Bien que contemporains, ces deux maîtres-maçons vivent dans des univers bien différents. L’un, qui est aussi entrepreneur, vit dans un environnement où se côtoient régulièrement des gens de métiers de la construction, ce qui l’amène à travailler sur une grande variété de bâtiments, en ville, dans les faubourgs, ou même à l’extérieur de l’île.
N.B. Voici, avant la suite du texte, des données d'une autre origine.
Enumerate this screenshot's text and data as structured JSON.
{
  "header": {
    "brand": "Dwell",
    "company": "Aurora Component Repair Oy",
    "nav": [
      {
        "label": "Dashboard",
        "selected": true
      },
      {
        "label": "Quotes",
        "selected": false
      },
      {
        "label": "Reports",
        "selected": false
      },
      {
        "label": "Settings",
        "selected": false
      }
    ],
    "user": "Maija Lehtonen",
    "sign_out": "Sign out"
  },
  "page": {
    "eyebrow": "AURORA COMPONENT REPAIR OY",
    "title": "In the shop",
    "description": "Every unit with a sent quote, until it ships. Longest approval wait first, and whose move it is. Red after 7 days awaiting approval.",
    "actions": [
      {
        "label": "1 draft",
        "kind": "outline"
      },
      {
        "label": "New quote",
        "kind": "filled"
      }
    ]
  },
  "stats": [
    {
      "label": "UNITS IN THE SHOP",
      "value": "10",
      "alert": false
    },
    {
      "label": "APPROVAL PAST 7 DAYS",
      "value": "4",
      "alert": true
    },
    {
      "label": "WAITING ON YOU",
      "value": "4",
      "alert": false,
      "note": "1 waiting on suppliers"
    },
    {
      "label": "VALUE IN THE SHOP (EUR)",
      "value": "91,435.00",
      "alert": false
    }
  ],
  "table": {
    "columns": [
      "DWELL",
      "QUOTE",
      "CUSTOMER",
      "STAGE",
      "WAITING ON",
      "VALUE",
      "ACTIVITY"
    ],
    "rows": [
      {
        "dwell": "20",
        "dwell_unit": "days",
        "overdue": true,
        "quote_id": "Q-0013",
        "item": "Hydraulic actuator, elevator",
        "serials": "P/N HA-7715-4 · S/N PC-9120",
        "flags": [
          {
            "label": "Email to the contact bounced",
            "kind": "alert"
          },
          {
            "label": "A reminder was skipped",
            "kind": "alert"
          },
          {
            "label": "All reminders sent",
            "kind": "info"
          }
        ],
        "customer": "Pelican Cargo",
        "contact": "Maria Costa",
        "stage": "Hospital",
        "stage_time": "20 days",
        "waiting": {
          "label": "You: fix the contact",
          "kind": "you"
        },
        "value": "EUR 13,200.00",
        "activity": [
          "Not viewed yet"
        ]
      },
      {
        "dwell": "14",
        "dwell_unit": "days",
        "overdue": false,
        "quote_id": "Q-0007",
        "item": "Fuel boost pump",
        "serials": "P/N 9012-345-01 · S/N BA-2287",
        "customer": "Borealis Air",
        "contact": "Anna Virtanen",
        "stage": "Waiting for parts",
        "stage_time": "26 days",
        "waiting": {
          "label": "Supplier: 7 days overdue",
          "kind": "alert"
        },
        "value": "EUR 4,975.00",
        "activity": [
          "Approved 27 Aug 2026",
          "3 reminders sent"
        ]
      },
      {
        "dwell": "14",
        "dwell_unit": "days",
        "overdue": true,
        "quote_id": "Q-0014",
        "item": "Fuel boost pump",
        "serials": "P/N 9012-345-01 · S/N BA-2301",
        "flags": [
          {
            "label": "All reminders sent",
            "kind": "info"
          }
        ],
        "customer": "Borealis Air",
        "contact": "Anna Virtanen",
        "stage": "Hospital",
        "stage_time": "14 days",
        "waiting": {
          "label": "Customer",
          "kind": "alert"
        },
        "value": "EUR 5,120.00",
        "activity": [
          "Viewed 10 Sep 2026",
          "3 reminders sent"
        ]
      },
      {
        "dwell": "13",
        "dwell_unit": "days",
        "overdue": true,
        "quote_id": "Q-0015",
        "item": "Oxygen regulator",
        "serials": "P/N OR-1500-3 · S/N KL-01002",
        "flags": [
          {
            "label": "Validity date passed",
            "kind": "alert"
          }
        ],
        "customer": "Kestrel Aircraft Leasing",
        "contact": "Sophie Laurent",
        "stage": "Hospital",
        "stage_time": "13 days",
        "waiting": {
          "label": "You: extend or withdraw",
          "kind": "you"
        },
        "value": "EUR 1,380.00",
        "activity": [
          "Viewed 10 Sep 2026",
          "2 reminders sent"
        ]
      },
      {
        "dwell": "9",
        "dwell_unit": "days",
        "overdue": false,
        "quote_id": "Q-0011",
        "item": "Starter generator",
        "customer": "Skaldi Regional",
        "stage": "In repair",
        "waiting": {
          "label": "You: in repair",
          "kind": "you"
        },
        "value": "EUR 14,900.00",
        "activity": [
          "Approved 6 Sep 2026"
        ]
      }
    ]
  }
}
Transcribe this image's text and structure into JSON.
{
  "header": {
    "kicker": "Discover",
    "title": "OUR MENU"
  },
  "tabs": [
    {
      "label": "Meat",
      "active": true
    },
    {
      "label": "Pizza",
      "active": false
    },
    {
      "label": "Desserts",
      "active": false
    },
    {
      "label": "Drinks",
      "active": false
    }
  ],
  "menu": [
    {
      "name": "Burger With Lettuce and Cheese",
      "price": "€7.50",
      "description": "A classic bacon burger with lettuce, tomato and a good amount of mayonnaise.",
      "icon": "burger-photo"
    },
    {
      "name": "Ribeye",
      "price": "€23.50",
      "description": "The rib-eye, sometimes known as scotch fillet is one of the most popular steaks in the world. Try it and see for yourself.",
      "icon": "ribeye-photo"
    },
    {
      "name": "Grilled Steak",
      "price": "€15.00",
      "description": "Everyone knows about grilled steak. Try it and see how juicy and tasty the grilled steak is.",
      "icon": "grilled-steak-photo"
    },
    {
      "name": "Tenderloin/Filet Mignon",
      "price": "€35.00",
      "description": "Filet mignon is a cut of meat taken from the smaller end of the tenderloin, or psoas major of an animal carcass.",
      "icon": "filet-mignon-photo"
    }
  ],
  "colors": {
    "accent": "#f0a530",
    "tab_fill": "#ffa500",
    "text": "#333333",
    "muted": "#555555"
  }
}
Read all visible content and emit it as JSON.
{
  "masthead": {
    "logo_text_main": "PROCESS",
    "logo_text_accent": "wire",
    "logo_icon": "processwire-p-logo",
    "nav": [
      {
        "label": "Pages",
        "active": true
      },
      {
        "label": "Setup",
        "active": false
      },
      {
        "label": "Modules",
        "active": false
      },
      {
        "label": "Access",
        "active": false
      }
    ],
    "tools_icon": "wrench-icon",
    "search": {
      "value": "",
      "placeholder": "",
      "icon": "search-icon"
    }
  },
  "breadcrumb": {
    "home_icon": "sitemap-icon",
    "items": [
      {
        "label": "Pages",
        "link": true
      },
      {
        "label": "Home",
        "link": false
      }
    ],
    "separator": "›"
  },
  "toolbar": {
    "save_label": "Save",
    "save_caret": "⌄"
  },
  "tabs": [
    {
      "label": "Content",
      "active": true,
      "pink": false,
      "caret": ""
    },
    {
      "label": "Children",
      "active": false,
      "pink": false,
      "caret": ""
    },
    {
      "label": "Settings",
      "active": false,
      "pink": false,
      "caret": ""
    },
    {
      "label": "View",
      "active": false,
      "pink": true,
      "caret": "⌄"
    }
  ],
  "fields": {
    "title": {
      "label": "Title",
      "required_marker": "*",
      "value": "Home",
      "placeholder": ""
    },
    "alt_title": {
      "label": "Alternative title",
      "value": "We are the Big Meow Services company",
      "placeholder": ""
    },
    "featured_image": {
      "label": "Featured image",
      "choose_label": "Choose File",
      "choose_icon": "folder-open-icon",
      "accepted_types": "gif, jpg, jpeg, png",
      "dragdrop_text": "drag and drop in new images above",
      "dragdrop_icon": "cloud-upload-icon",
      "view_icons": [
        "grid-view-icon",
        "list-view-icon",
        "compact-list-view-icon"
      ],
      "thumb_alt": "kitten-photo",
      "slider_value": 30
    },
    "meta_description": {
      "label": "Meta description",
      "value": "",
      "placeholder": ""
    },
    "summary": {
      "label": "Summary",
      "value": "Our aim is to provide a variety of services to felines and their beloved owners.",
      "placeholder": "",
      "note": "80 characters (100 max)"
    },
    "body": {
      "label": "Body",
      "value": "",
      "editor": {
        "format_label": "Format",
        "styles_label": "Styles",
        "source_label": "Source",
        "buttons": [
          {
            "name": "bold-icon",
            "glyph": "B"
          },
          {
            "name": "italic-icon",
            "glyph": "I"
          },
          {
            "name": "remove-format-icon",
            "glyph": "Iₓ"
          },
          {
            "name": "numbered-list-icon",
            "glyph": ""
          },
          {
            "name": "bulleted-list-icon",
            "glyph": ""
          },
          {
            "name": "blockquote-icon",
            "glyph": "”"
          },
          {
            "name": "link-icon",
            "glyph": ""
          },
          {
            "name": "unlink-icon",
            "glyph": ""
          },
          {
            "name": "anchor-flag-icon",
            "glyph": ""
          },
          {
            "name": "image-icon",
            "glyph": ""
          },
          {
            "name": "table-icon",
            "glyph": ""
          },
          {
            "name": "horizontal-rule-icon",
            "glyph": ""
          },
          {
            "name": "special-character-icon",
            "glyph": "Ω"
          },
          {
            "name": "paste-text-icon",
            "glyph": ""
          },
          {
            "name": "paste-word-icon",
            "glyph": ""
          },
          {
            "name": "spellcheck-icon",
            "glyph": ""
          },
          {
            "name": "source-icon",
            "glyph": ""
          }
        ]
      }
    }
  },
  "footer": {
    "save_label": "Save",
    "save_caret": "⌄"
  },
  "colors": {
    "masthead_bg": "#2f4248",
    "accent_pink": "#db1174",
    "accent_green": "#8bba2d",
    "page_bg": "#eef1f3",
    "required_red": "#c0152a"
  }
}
L’autre cumule deux métiers et est bien connu de la population locale, qui fera appel à ses services pour construire des maisons dont la plupart sont à murs-pignons découverts. Ces artisans méritent de sortir de l’oubli et, ce faisant, ils nous permettent de mieux comprendre les multiples facettes de leur métier et de leur à l’époque.
Article tiré de La Lucarne – Automne 2020 (Vol XLI, numéro 4).